Applying customization and feature promotion onboarding practices to engage and contextualize new users of a social gaming app.

Role

Product Designer

Skills

UX Research, User Flow, Wireframes, Prototyping, Documentation

Software

Figma, Jira

Overview

Sherwa is a platform where you can find friends to play together and have fun, no matter if you are a beginner or a pro gamer. Up to this point, new users who create an account and use Sherwa for the first find themselves confused by what they could do in the app and what are their role and identity in the app—an overwhelming experience that resulted in a low retention rate.

This project aims to create an onboarding experience that helps to increase the retention rate of Sherwa’s users and increase their quality by educating them on our app goals.

Check this project live at Sherwa.

The Problem

Sherwa has many younger users that need some kind of guidance to start using the app. At the same time, new users coming from partners’ live streamings needs quick access to the feature that will take them to play with the streamers.

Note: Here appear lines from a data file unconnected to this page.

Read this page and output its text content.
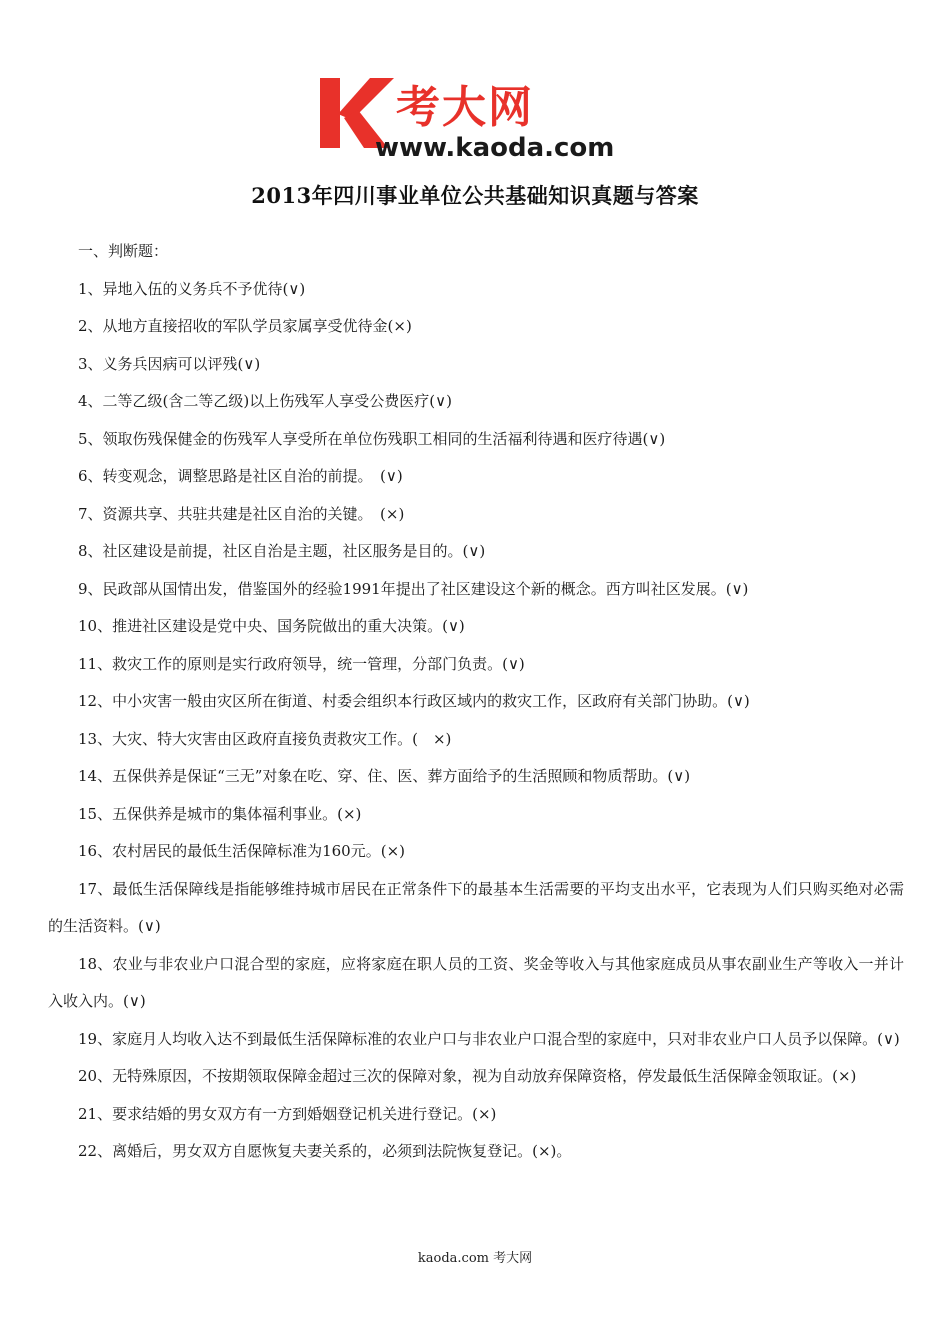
考大网
www.kaoda.com
2013年四川事业单位公共基础知识真题与答案

一、判断题：

1、异地入伍的义务兵不予优待(∨)

2、从地方直接招收的军队学员家属享受优待金(×)

3、义务兵因病可以评残(∨)

4、二等乙级(含二等乙级)以上伤残军人享受公费医疗(∨)

5、领取伤残保健金的伤残军人享受所在单位伤残职工相同的生活福利待遇和医疗待遇(∨)

6、转变观念，调整思路是社区自治的前提。　(∨)

7、资源共享、共驻共建是社区自治的关键。　(×)

8、社区建设是前提，社区自治是主题，社区服务是目的。(∨)

9、民政部从国情出发，借鉴国外的经验1991年提出了社区建设这个新的概念。西方叫社区发展。(∨)

10、推进社区建设是党中央、国务院做出的重大决策。(∨)

11、救灾工作的原则是实行政府领导，统一管理，分部门负责。(∨)

12、中小灾害一般由灾区所在街道、村委会组织本行政区域内的救灾工作，区政府有关部门协助。(∨)

13、大灾、特大灾害由区政府直接负责救灾工作。(　×)

14、五保供养是保证“三无”对象在吃、穿、住、医、葬方面给予的生活照顾和物质帮助。(∨)

15、五保供养是城市的集体福利事业。(×)

16、农村居民的最低生活保障标准为160元。(×)

17、最低生活保障线是指能够维持城市居民在正常条件下的最基本生活需要的平均支出水平，它表现为人们只购买绝对必需的生活资料。(∨)

18、农业与非农业户口混合型的家庭，应将家庭在职人员的工资、奖金等收入与其他家庭成员从事农副业生产等收入一并计入收入内。(∨)

19、家庭月人均收入达不到最低生活保障标准的农业户口与非农业户口混合型的家庭中，只对非农业户口人员予以保障。(∨)

20、无特殊原因，不按期领取保障金超过三次的保障对象，视为自动放弃保障资格，停发最低生活保障金领取证。(×)

21、要求结婚的男女双方有一方到婚姻登记机关进行登记。(×)

22、离婚后，男女双方自愿恢复夫妻关系的，必须到法院恢复登记。(×)。

kaoda.com 考大网
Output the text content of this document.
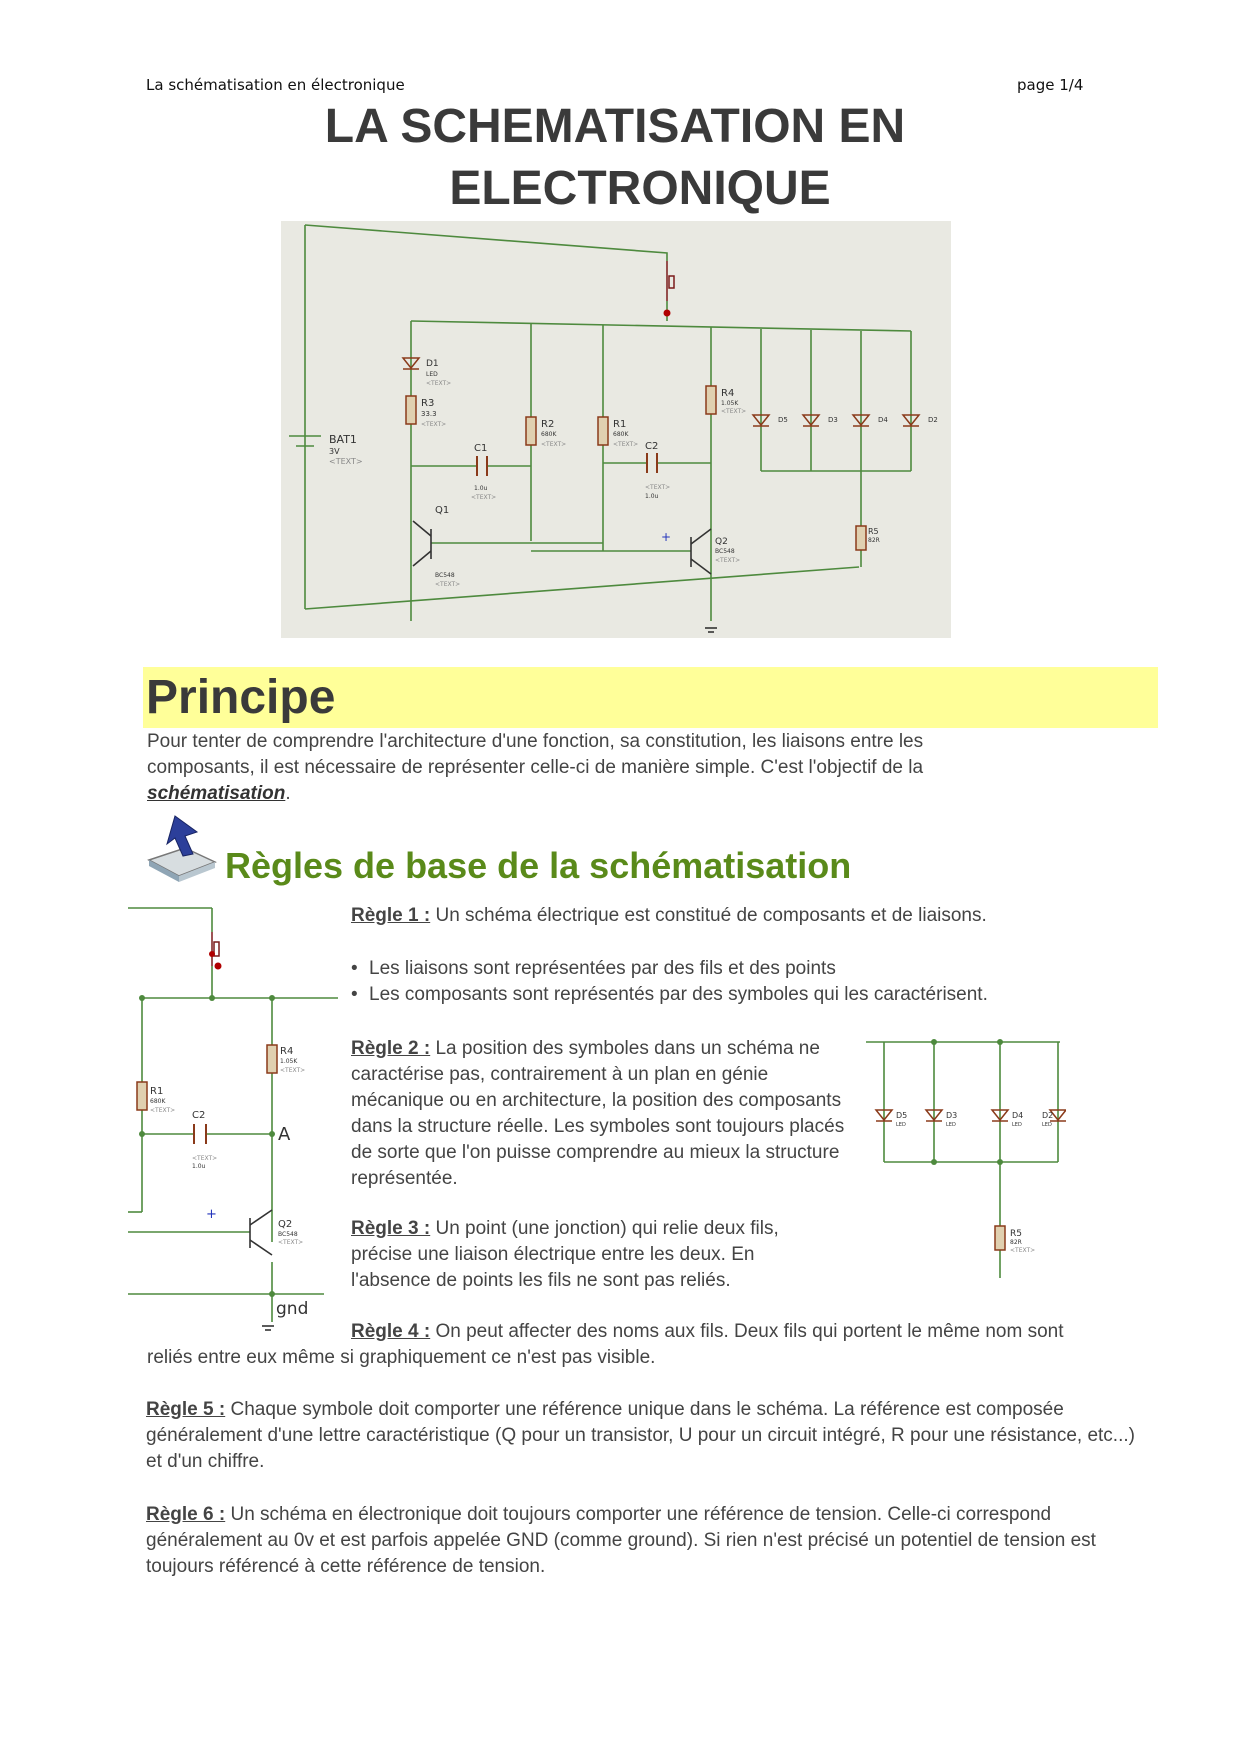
La schématisation en électronique	page 1/4
LA SCHEMATISATION EN
ELECTRONIQUE
BAT1
3V
<TEXT>
D1
LED
<TEXT>
R3
33.3
<TEXT>	R2
680K
<TEXT>
R1
680K
<TEXT>
R4
1.05K
<TEXT>
C1
1.0u
<TEXT>
C2
<TEXT>
1.0u
Q1
BC548
<TEXT>
Q2
BC548
<TEXT>
R5
82R
D5	D3	D4	D2
+
Principe
Pour tenter de comprendre l'architecture d'une fonction, sa constitution, les liaisons entre les composants, il est nécessaire de représenter celle-ci de manière simple. C'est l'objectif de la schématisation.
Règles de base de la schématisation
R1
680K
<TEXT> C2
<TEXT>
1.0u
R4
1.05K
<TEXT>
A
Q2
BC548
<TEXT>
gnd
+
D5
LED
D3
LED
D4
LED
D2
LED
R5
82R
<TEXT>
Règle 1 : Un schéma électrique est constitué de composants et de liaisons.
• Les liaisons sont représentées par des fils et des points
• Les composants sont représentés par des symboles qui les caractérisent.
Règle 2 : La position des symboles dans un schéma ne caractérise pas, contrairement à un plan en génie mécanique ou en architecture, la position des composants dans la structure réelle. Les symboles sont toujours placés de sorte que l'on puisse comprendre au mieux la structure représentée.
Règle 3 : Un point (une jonction) qui relie deux fils, précise une liaison électrique entre les deux. En l'absence de points les fils ne sont pas reliés.
Règle 4 : On peut affecter des noms aux fils. Deux fils qui portent le même nom sont
reliés entre eux même si graphiquement ce n'est pas visible.
Règle 5 : Chaque symbole doit comporter une référence unique dans le schéma. La référence est composée généralement d'une lettre caractéristique (Q pour un transistor, U pour un circuit intégré, R pour une résistance, etc...) et d'un chiffre.
Règle 6 : Un schéma en électronique doit toujours comporter une référence de tension. Celle-ci correspond généralement au 0v et est parfois appelée GND (comme ground). Si rien n'est précisé un potentiel de tension est toujours référencé à cette référence de tension.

Through investigation on what are the main challenges our users are facing after joining the app for the first, I created a problem statement to communicate with our stakeholders to help them understand the problem we were facing: Our app doesn’t provide enough context for the features usage and the nature of the interactions between users.

The problem statement above made it clear to our stakeholders that even though users can join or create a Party (one of the main features), they don’t fully understand what is the goal of a Party in our app. After concept explorations, I focused on applying customization and feature promotion onboarding practices to engage and contextualize our new users in the app.

The Solution

The onboarding process needs to take both these users into account to help them have a quick start in the app and give contextual instructions when using a specific feature. From the business side, our expectations and motivations were to teach users how to use the app with a quick and simple project. To help lead the design of the solution and define the success of the project, four solution guidelines were established. These guidelines and their respective final solution are illustrated below.

Recognize user first

Our current sign-up flow set up a random portrait for users and when users use a single sign-on method, they are assigned a random profile name. Users need to know who they are in the app to understand where they are—therefore, users will choose their own portrait and profile name at the beginning of the onboarding experience.

Offer value with customization

Younger users thought that they could use the app to play or receive games, and this was a frequent problem perceived in our contact messages. To solve that, we will also request users to add at least one game that they have been playing in the onboarding.

Guide by goal

To avoid making the user feel overwhelmed with options on the home page when using the app for the first time, we are offering directions based on the user’s goal to redirect them directly to a feature—but also giving them the option to explore by themselves if they wish.

Feature promotion by context

Because users tend to forget about tutorials or even skip them, we decided to introduce information about features in the context of use. Depending on the direction and goal the user chose, they will see different prompts to learn more about the features on the page.

From now on, we are hoping that the onboarding experience helps users to understand how to use the app and the features, and the user’s quality improves over time.

From now on, we are hoping that the onboarding experience helps users to understand how to use the app and the features, and the user’s quality improves over time.